On the use of Quantum inspired Spiking Neural Networks and on their
integration with chaotic measurements on EEG data for modelling
epileptic brain
Abstract.
In the last 20 years a lot of works in literature analysed and
proposed several methods capable to predict the occurrence of
seizures from the electroencephalogram (EEG) of epilepsy patients.
In spite of promising results presented, more recent evaluations
could not reproduce these optimistic findings. This evaluation poses
again the issue of the EEG of epileptic patients used for the
prediction of seizures used in a joint way with other data (e.g.
fMRI). Spatio- and spectro-temporal brain data (STBD) are the most
commonly collected data for measuring brain response to external
stimuli or to internal events such as epileptic seizures. Spiking
neural networks (SNN) are brain-like connectionist methods, where
the output activation function is represented as a train of spikes
and not as a potential. This and other reasons do SNN models more
biologically close to brain principles than any of the previous
Artificial Neural Networks (ANN) methods, and for this reason, are
presented as the third generation of ANN. In fact, they have great
potential for solving complicated time-dependent pattern recognition
problems defined by time series and STBD because of their inherent
dynamical representation. Nevertheless several challenges have been
reported in works in literature for SNN techniques studied. In this
presentation we want to present a particular type of SNN, the
evolving SNN (eSNN) with a Quantum inspired evolutionary technique
for its weights, parameters and features optimization. In fact, the
first challenge approached in in this presentation is the feature
and parameter optimization in a SNN. A QiEA is a novel type of
quantum-inspired evolutionary algorithm (QiEA) for feature and
parameter optimization used here in a SNN. The QiEA is inspired by
the multiple universes principle of quantum computing, such as a
quantum bit and superposition of states.
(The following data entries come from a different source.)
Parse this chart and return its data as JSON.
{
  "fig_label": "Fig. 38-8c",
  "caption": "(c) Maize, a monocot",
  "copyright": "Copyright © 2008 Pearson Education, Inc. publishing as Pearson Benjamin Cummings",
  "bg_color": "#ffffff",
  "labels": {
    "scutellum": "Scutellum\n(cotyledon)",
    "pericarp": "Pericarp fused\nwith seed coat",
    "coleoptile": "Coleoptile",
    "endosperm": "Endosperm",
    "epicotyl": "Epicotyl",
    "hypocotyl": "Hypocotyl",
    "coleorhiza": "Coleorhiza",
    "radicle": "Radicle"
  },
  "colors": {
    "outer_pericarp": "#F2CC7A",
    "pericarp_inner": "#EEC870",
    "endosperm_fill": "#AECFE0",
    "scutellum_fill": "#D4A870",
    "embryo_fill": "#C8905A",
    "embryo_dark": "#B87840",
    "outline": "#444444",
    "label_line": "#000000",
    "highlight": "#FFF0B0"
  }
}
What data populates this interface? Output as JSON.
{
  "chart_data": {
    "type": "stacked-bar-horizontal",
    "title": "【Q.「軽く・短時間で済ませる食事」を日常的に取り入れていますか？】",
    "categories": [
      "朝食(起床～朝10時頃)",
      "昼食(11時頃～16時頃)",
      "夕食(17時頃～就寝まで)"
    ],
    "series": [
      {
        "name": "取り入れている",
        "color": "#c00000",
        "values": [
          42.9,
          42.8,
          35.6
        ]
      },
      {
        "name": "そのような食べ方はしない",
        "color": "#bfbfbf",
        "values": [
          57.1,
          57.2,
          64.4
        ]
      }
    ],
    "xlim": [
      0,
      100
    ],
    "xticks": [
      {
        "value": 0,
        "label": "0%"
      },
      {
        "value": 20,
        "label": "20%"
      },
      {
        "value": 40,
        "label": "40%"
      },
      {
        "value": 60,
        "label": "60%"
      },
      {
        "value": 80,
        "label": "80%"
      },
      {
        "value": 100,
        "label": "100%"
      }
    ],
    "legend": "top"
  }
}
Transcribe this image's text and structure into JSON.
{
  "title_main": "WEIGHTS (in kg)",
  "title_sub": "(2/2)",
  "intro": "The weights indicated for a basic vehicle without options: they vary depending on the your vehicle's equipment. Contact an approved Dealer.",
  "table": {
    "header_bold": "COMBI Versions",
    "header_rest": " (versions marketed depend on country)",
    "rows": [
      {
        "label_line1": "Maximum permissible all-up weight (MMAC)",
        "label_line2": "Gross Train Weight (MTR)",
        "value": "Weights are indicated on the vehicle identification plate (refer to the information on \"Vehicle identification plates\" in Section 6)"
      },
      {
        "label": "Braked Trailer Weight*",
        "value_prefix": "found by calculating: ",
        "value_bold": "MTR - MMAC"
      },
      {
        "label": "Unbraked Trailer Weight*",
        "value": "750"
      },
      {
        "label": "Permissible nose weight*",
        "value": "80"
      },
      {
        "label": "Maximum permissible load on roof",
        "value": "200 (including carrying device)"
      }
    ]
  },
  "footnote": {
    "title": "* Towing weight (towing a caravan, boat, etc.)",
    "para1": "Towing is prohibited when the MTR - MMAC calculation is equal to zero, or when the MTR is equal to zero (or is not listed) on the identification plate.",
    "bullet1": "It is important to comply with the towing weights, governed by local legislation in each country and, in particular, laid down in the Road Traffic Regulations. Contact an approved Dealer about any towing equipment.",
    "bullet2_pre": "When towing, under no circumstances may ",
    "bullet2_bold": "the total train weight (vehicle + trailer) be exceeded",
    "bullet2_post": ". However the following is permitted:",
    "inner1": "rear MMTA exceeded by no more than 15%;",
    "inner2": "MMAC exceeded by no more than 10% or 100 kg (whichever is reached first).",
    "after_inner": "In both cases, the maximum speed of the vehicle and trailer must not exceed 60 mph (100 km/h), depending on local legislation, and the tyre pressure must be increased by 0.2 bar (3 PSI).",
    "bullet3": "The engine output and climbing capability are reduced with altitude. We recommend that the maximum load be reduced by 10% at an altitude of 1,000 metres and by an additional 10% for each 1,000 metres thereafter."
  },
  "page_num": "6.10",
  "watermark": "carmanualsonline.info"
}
QiEA represents the most
recent advance in the field of evolutionary computation thus, as
second objective, the architecture of a QiESNN is presented here and
proposed for pattern recognition on temporal brain data.
The third objective is about the presentation of a framework where
Chaotic measurement and the QiESNN presented before are used in an
integrated way for better understanding the epileptic brain. This
framework concept, architecture and applications are approached with
several possible future evolutions.
Maurizio Fiasché is research coordinator at the Department of
Economics, Management and Industrial Engineering of Politecnico di
Milano (POLIMI), where his research interests are in Computational
Intelligence and ICT for manufacturing. He received a Ph.D. in
Computer Engineering in 2010 and a M.Sc. in Electronical Engineering
with magna cum laude in 2006 at University of Reggio Calabria,
Italy. Member of INNS and Senior Member of IEEE in: Computational
Intelligence, EMB, Signal Processing and Computer societies, He was
involved in two IEEE WGs as member for his expertise: IEEE P23026™
Standard for Systems and software engineering – Engineering and
management of websites for systems, software, and services
information, and IEEE P2145-1™ : Standard for Smart Transducer
Interface for Sensors and Actuators - Common Network Services. He
won a best paper award during ICONIP 2008 conference in Auckland,
NZ. He is author of 37 papers in international journals and
conference proceedings, member in Technical Program committee in
about 50 International Conferences, and referee for top
international Journal also including Elsevier Neural Networks,
Neural Computing and IEEE Transactions. He has been involved as
Senior Researcher in Social&Smart EU FP7 (FIRE Project) with
University of Milan, in white’R FP7 Project, and in Touchplant
Project of Regione Lombardia with Politecnico di Milano. Moreover he
has been lecture for several Universities and Institutes in
Electrotechnical, Statistical Inference, Computer Science and Signal
Processing courses. He is also senior consultant as ICT Project
Manager and Software Engineer for several national and multinational
Companies and consulting Groups since 14 years.